L’avvento di un nuovo “Decreto Semplificazioni” ci impone di considerare uno tra i fenomeni che rischia di riaffiorare in questo delicato momento storico consistente nella corruzione.
Per quanto il fenomeno sia antichissimo come ci insegna Cicerone che nel “Processo di Verre” ne fa una significativa illustrazione, il legislatore, negli anni, nel momento in cui si è confrontato con detto tema ha diretto i fari non tanto sulle cause del fenomeno, quanto sulle politiche di riduzione dello stesso investendo menti ed energie sui processi ordinati a neutralizzare la condotta illecita del corrotto e del corruttore. Si è cercato, in altre parole, di neutralizzare il fenomeno in argomento infittendo le misure di controllo e inasprendo le sanzioni senza però badare, o almeno interrogarsi, sulle cause che portano alla materializzazione e alla distribuzione della cd. “bustarella”.
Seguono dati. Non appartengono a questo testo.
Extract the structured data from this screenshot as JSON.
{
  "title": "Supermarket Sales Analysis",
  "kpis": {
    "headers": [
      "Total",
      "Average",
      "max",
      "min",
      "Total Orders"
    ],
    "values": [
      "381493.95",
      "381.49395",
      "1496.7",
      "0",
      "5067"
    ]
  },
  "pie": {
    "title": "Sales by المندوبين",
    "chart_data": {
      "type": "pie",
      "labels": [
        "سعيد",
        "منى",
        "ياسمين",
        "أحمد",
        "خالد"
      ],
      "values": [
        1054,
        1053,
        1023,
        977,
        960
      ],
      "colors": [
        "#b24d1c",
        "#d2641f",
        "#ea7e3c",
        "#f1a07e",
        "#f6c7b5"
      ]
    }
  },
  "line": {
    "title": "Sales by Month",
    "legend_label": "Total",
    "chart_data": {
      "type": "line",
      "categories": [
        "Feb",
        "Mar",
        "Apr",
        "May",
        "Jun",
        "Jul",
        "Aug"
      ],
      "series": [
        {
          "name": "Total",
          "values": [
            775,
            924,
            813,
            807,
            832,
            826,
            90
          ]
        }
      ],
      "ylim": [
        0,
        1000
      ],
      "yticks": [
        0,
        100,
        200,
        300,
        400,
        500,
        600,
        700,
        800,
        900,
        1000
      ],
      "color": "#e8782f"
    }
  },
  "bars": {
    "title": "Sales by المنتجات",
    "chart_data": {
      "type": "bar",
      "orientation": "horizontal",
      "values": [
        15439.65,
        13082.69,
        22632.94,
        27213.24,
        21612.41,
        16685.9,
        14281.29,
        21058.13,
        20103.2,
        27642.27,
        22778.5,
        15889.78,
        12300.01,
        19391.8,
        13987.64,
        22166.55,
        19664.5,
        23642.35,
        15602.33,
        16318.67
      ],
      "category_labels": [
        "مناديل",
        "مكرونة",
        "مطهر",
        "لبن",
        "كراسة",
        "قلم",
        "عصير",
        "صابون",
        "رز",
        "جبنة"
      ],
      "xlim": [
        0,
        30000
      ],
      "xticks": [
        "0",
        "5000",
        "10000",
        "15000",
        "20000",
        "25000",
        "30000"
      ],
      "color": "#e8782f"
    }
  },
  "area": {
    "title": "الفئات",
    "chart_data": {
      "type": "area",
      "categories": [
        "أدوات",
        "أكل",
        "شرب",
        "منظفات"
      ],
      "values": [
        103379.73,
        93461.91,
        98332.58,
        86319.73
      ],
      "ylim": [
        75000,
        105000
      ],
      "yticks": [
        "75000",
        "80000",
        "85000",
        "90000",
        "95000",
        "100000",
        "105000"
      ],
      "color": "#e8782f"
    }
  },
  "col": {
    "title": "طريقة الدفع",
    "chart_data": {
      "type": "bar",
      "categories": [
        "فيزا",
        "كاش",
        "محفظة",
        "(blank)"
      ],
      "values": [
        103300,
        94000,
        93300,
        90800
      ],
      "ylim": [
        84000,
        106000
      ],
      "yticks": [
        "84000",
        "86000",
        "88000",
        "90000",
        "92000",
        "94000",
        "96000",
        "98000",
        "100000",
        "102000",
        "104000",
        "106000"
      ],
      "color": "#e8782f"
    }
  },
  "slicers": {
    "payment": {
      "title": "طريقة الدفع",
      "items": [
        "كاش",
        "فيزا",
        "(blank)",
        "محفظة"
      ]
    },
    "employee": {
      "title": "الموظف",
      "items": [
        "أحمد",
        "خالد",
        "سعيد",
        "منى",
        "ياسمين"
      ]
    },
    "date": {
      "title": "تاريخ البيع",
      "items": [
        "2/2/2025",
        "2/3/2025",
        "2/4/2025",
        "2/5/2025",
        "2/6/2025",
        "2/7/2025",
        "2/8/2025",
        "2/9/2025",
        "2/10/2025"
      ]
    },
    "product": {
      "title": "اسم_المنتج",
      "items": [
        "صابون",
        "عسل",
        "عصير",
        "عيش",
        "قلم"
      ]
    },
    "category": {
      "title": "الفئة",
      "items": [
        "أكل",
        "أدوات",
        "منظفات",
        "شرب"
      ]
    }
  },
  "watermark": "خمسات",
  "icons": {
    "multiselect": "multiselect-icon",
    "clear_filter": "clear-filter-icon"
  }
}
Raramente si è sentito parlare – e solo per bocca di uomini di cultura mai troppo ascoltati – della cd. “corruzione istituzionale” o delle istituzioni. Certamente l’argomento non toglie il sonno al legislatore, nonostante in questi ultimi tempi alcune Università, per merito di Professori con una spiccata sensibilità sociale, trattano la questione con corsi specifici. Ma di cosa si tratta?
Si è già detto che il tema della corruzione non è questione dei giorni nostri; così come si è detto che l’attenzione del legislatore si è sempre concentrata sulla “corruzione soggettiva” e mai sulle cause; in questa sede si vogliono considerare, invece, le cause della corruzione e come queste (le cause) indisturbate continuano ad alimentarla.
La prima, apparentemente insignificante, può essere individuata nell’“eccesso di legislazione”. Anche qui ci confrontiamo con un tema arato dai padri della nostra cultura. Publio Cornelio Tacito, l’autore degli Annales, elaborò il noto brocardo latino corruptissima re publica plurimae leges, tradotto, moltissime sono le leggi quando lo Stato è corrotto. In altre parole la moltitudine di leggi dello Stato tende a mascherare la corruzione dello stesso.
I diversi ambiti in cui si trovano ad operare i cittadini e le imprese nel nostro Paese sono inflazionati di norme che spesso creano un vero e proprio cortocircuito. Da ciò consegue che, al ricorrere di determinati “presupposti” la norma può essere interpretata in un senso, ricorrendone altri, la stessa norma, potrà, invece, essere interpretata in un senso completamente diverso.
Insomma, a dispetto della certezza del diritto che quale principio dovrebbe informare il nostro ordinamento, in determinati ambiti, la moltitudine di interventi normativi determina quale effetto un repentino mutamento delle regole da applicare per la risoluzione dei problemi.
La seconda causa della corruzione è rappresentata dalla chiarezza e accessibilità delle leggi.
Tale circostanza è nota e non abbisogna di commenti. Le leggi che “circolano” nel nostro ordinamento sono, infatti, criptiche, di difficile interpretazione e per questo poco accessibili. Siffatta circostanza non incide solo sull’affermazione del fenomeno della corruzione, bensì anche sull’economia in generale. Leggi poco chiare e inaccessibili ostacolano, infatti, anche il commercio e gli investimenti che le imprese estere potrebbero fare nel nostro Paese.
La terza causa del fenomeno della corruzione è rappresentata dalla burocrazia intesa come la moltitudine degli uffici e degli organi che costellano la galassia dell’amministrazione. Autorizzazioni o concessioni spesso sono subordinate ad un percorso irto di ostacoli che coinvolge più di una amministrazione.
Continuando a riflettere sul tema si potrebbero individuare ulteriori e importanti cause della corruzione. Forse però è il caso di non mortificarsi oltre. Quanto detto sino a questo momento, basta, infatti, a rappresentare un quadro certamente non incoraggiante rispetto al quale nessuno ancora ha pensato di intervenire. Ed è forse proprio questa l’ulteriore causa della “corruzione istituzionale”, quella forma di indifferenza o, se si vuole essere più indulgenti, di distrazione che porta gli addetti ai lavori ad indossare le lenti sbagliate per osservare e curare un fenomeno ormai dilagante, per non dire longevo.
Per tale ragione non possiamo che augurarci che al “Decreto Semplificazioni” in corso di pubblicazione non segua un bis, un ter o un quater ma, semplicemente, una riforma strutturata per la gestione della cosa pubblica chiara e intellegibile, capace di resistere negli anni.